While the other songs in your column, appear to degrade women this one helps them realize how silly they are to think they can bait men by super-sizing their jeans and tops.
"Your Wife"
(feat. Dr. Dre)
[Chorus: Nate Dogg]
Your wife, my bitch
Your love, my trick
Her mouth, my dick
I fucked, that's it
[Verse One: Nate Dogg]
All night long, I had her on her back in my Cadillac bro
You should of heard her moan, same old song
I made her throw her back out when I sent her home
For better or worse she's
[Chrous: Nate Dogg]
Your wife, my bitch
Your love, my trick
Her mouth, my dick
I fucked thats' it
Straight pimp, no shit
Gave me your chips
I drove, your whip
It's true don't trip
[Verse Two: Dr. Dre]
What's my name, my name is Mr. Game
West coast big change Mr. Fame
Bad bitch scooped her up same ole same
Fuckin in the drivers seat while I'm switching lanes
Gettin brains Long Beach, Compton thang
Shit ain't changed thats how we do the damn thang
Draws down nuts platinum, let em' hang
Wife missin 5 a.m., who's to blame
I'm the reason used maginum is in your range
and while she bounced out wit me befor you came
Fuckin lame you be handcuff sluts I banged
I trippin take em' back shit my nuts is drained
On everything this dick is shootin novocain
Have a bitch waitin bus stop, in the rain
Simple and plain cuz we's be off the chain
Nigga Nate Dogg pimp game please don't explain
[Verse Three: Nate Dogg]
Ring or no ring
A hoe gone be a hoe
While you sleepin
She be creppin out the back door
Comin to met me, at my honey comb
Smokin and drinkin dyin to please me
While real playas keep playin on
[Bridge: Nate Dogg]
Playas play on
Keep playin on
Ladies playin on, play on
Keep playin on
Playas play on, play on
Ladies play on, play on
Keep playin on
Your wife, is my bitch
Your love, is my trick
[Chorus: Nate Dogg]
See, this is funny because if you would have asked me before reading this article what the most jaw-droppingly AWESOME lyric of 2008 was, I wouldn't have had to think twice. Lil Wayne rhyming "yeast infection" with "geese erection" would have taken the prize hands down.

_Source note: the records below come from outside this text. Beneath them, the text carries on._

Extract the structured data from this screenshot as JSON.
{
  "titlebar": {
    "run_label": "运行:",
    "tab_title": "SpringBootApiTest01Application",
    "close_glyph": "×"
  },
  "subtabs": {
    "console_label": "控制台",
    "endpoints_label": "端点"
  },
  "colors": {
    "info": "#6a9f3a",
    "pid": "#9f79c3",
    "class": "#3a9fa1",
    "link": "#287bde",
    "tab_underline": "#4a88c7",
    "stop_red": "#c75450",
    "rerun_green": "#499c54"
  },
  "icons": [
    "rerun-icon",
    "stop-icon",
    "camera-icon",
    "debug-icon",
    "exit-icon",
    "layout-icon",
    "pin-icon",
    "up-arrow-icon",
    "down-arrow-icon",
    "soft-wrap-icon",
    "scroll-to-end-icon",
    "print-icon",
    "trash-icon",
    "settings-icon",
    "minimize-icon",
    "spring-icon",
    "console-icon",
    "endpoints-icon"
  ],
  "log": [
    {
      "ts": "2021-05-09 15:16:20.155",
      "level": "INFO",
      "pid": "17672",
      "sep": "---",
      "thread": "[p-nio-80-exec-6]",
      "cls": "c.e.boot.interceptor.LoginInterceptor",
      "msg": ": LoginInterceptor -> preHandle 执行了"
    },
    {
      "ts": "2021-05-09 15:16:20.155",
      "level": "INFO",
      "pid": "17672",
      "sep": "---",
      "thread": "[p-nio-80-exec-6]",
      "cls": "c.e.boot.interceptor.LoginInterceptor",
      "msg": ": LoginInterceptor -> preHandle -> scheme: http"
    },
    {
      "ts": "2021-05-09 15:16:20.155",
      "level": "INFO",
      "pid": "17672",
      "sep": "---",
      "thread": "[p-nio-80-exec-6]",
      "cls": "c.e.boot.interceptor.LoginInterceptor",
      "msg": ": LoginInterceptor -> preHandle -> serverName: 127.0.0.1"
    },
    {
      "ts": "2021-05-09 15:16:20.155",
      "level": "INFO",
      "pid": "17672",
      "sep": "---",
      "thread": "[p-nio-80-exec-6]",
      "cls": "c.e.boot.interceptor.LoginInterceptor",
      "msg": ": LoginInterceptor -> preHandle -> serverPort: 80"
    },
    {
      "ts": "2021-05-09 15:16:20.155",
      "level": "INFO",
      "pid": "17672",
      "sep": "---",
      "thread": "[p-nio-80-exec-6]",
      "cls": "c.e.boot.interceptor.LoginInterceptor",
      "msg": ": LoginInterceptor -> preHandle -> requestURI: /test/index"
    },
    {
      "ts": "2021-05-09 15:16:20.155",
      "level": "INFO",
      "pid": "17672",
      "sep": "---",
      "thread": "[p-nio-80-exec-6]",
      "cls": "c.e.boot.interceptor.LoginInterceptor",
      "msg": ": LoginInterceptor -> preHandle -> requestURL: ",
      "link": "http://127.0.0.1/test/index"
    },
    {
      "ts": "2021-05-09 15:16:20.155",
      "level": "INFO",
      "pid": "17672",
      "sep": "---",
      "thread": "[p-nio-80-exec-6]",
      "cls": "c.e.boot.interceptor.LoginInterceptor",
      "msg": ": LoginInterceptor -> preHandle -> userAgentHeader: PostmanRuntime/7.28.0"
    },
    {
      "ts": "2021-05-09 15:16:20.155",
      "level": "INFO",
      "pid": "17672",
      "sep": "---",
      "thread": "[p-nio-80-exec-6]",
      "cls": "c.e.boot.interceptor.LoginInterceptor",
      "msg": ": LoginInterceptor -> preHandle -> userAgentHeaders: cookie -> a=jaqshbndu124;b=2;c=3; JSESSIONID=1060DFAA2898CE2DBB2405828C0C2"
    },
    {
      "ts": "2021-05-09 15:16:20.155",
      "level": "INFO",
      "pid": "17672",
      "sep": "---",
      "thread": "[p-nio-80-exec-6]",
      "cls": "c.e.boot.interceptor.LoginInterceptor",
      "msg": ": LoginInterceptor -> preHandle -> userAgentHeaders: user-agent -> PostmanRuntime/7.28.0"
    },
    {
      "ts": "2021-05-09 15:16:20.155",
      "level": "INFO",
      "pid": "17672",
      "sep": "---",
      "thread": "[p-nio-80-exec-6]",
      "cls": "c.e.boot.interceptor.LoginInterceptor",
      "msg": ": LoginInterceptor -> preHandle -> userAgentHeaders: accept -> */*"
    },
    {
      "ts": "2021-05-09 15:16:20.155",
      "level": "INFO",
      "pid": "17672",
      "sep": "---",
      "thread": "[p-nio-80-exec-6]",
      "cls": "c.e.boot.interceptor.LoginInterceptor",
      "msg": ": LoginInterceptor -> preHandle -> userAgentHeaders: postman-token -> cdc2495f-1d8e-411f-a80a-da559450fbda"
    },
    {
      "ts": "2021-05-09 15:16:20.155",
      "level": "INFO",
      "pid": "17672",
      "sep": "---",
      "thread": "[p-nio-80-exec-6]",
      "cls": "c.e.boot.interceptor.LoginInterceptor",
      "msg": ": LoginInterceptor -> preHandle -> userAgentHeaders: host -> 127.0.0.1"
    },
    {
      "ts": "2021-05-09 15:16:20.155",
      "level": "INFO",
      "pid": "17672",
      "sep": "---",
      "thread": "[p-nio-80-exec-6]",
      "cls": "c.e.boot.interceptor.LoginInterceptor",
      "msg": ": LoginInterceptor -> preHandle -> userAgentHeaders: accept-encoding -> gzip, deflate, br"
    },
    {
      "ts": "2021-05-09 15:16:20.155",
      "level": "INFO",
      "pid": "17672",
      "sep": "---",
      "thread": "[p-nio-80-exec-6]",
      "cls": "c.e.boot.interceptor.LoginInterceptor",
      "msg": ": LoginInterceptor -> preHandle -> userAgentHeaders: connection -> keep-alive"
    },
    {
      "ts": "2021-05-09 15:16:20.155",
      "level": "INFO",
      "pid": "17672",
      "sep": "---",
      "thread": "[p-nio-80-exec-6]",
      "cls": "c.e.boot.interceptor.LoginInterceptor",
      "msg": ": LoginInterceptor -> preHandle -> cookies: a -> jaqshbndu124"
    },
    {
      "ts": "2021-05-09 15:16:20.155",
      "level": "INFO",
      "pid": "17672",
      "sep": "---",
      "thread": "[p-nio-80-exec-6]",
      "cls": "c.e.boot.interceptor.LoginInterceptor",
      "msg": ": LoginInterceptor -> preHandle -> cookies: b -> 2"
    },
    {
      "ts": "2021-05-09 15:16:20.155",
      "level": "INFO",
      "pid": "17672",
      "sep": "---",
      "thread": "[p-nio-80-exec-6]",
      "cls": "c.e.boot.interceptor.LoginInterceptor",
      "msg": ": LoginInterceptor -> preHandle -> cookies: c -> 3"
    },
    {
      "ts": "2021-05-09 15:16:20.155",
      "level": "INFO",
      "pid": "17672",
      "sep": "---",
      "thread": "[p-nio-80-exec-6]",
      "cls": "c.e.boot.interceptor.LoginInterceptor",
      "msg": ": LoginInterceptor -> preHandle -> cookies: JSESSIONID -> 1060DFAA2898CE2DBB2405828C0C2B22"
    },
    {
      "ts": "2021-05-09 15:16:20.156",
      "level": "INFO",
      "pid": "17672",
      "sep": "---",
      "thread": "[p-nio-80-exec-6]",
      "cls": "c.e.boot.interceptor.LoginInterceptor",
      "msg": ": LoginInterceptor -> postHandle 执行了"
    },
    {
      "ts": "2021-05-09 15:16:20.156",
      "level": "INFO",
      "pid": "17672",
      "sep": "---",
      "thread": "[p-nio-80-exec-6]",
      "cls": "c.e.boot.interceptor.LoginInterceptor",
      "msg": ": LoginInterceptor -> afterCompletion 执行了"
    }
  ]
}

Is it, to quote another poster, "deep shit"? No. It's just some ridiculous off-the-cuff nonsense, equal parts Dr. Seuss and Lewis Carroll. It's a throw-away line, but to put a lyric so consummately silly in a song about how Lil Wayne is the savior of hip hop apotheosizes the very swagger Weezy is describing. Personally, I think that's pretty cool.
Yo! You need
Some 'o that
Down and dirty hump funk
Courtesy
'O
Betty Davis
R&B 1973...
"He was a big freak..I used ta whip him 'im with a turquoise chain..Yeah! When I was his woman...I gave him cheap thrills...flim flam floozey fantasy...he used ta laugh when I made him cry!"
Ha ha ha..!
Can absolute no express how disappoint Svutlana be for see Ms Lucinda Williams in list of worst lyric in 2008. Love Svutlana Ms Lucinda too much, but with her pedigree--her father is poet who introduce her to Flannery O'Connor and Allen Ginsberg--she has no business with put tummy in song.
Alarm bell should go off all over place when write tummy, but how can she sing tummy lyric with straight face? But in Svutlana opinion even worse Lucinda lyric is when she go for toilet bowl for throw up her confession in Ventura song. Toilet bowl have no business for be in pop song, even when use for cleanse soul of obsession.